Photo:Richard Termine Photography
by P. Graham
Expect blood, bones and a view of the body both raw and poetic.
The Body Lautrec – using puppets and an amazing cast of actors – renders the life of artist Henri Toulouse-Lautrec with sensitivity and passion. Co-creators Mary Tuomanen and Aaron Cromie temper Lautrec’s debauched Belle Epoque world, filled by his own endless physical pain, with a delicate intimacy among the characters. Tuomanen and Cromie work in collaboration with the Mutter Museum of the College of Physicians of Philadelphia, and their portrayal of the medical realities of life in the late 1800’s is suitably frightening for the damaged Lautrec and diseased streetwalkers.
Composer, pianist and performer Heath Allen makes the suffering bearable with his music. The first time we see Lautrec walk his crooked walk, Allen supplies an off-kilter accompaniment. In a defiant café song one of the prostitutes jubilantly tells the crowd they’re all assholes, taking a moment to declare the kindness of Lautrec , then coming in with a show stopping final verse. Even Lautrec has a moment of musical joy, dueting on the piano with Allen until the mood is abruptly severed by yet another fearful apparition.

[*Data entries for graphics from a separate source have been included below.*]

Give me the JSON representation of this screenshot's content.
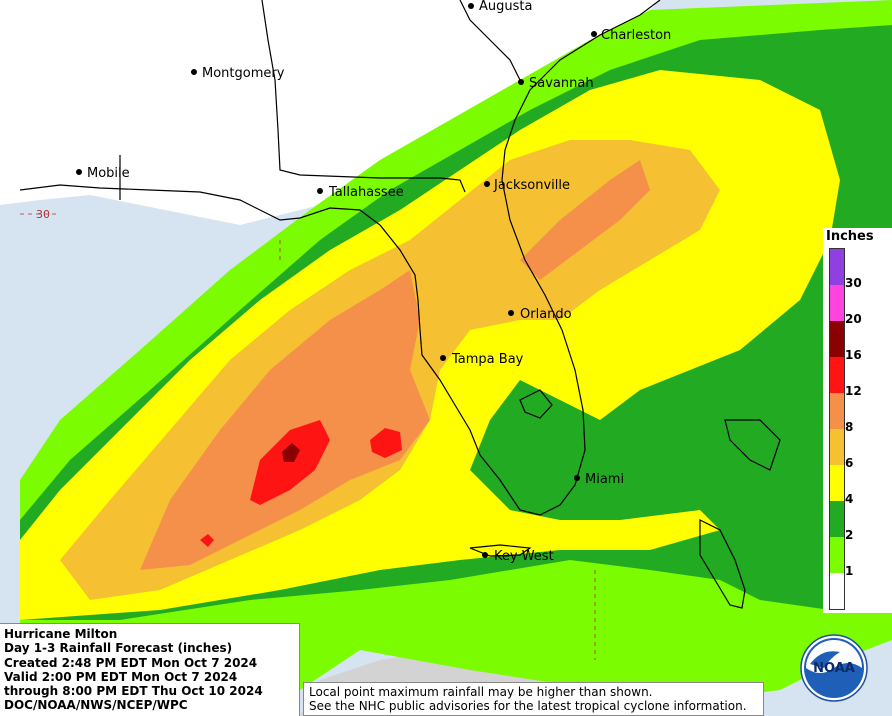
{
  "map": {
    "cities": [
      {
        "name": "Augusta"
      },
      {
        "name": "Charleston"
      },
      {
        "name": "Montgomery"
      },
      {
        "name": "Savannah"
      },
      {
        "name": "Mobile"
      },
      {
        "name": "Tallahassee"
      },
      {
        "name": "Jacksonville"
      },
      {
        "name": "Orlando"
      },
      {
        "name": "Tampa Bay"
      },
      {
        "name": "Miami"
      },
      {
        "name": "Key West"
      }
    ],
    "latitude_label": "30",
    "colors": {
      "ocean": "#d6e4f2",
      "land": "#ffffff",
      "gray_land": "#d3d3d3"
    }
  },
  "info": {
    "lines": [
      "Hurricane Milton",
      "Day 1-3 Rainfall Forecast (inches)",
      "Created 2:48 PM EDT Mon Oct 7 2024",
      "Valid 2:00 PM EDT Mon Oct 7 2024",
      "through 8:00 PM EDT Thu Oct 10 2024",
      "DOC/NOAA/NWS/NCEP/WPC"
    ]
  },
  "notice": {
    "line1": "Local point maximum rainfall may be higher than shown.",
    "line2": "See the NHC public advisories for the latest tropical cyclone information."
  },
  "legend": {
    "title": "Inches",
    "bins": [
      {
        "min": 0,
        "color": "#ffffff"
      },
      {
        "min": 1,
        "color": "#7cfc00"
      },
      {
        "min": 2,
        "color": "#22aa22"
      },
      {
        "min": 4,
        "color": "#ffff00"
      },
      {
        "min": 6,
        "color": "#f5c032"
      },
      {
        "min": 8,
        "color": "#f5904a"
      },
      {
        "min": 12,
        "color": "#ff1414"
      },
      {
        "min": 16,
        "color": "#8b0000"
      },
      {
        "min": 20,
        "color": "#ff44dd"
      },
      {
        "min": 30,
        "color": "#9040e0"
      }
    ],
    "ticks": [
      "1",
      "2",
      "4",
      "6",
      "8",
      "12",
      "16",
      "20",
      "30"
    ]
  },
  "logo": {
    "text": "NOAA"
  }
}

As Henri Toulouse-Lautrec, Cromie is seamlessly believable and the other actors (Kate Raines, Christie Parker, Kittson O’Neill, Malgorzata Kasprzycka) are all spellbinding performers. In one moment of transcendence, as we hear a wrenching confession from one of the women, Cromie, Allen and the two other women listen in still attention. One of the women kneels on the floor in gray skirts and the other stands in ballet girl attire, in what could be a tableau from one of Lautrecs’ paintings.
Well known figures from Lautrec’s work are woven into this world. We become intimately acquainted with his prostitute companions in ribaldry and suffering, each of them complex and differentiated as characters. Lautrec plays a cleverly orchestrated drinking game with one that incorporates a cabinet of drawers as a third partner. He sketches them, serving as archivist for their world and bearing witness to their stories. The medical profession is embodied by a larger than life puppet figure in top hat and a disembodied voice that explains the need to care for the the health of prostitutes. That “care” is portrayed in a horrendous surgical procedure complete with bodily fluids and a chilling description of the third stage of syphilis, describing the woman who believes she is disease free, all the while “plying her trade.” She confronts us with her gaze during this description, making horror visible with the simplest of means.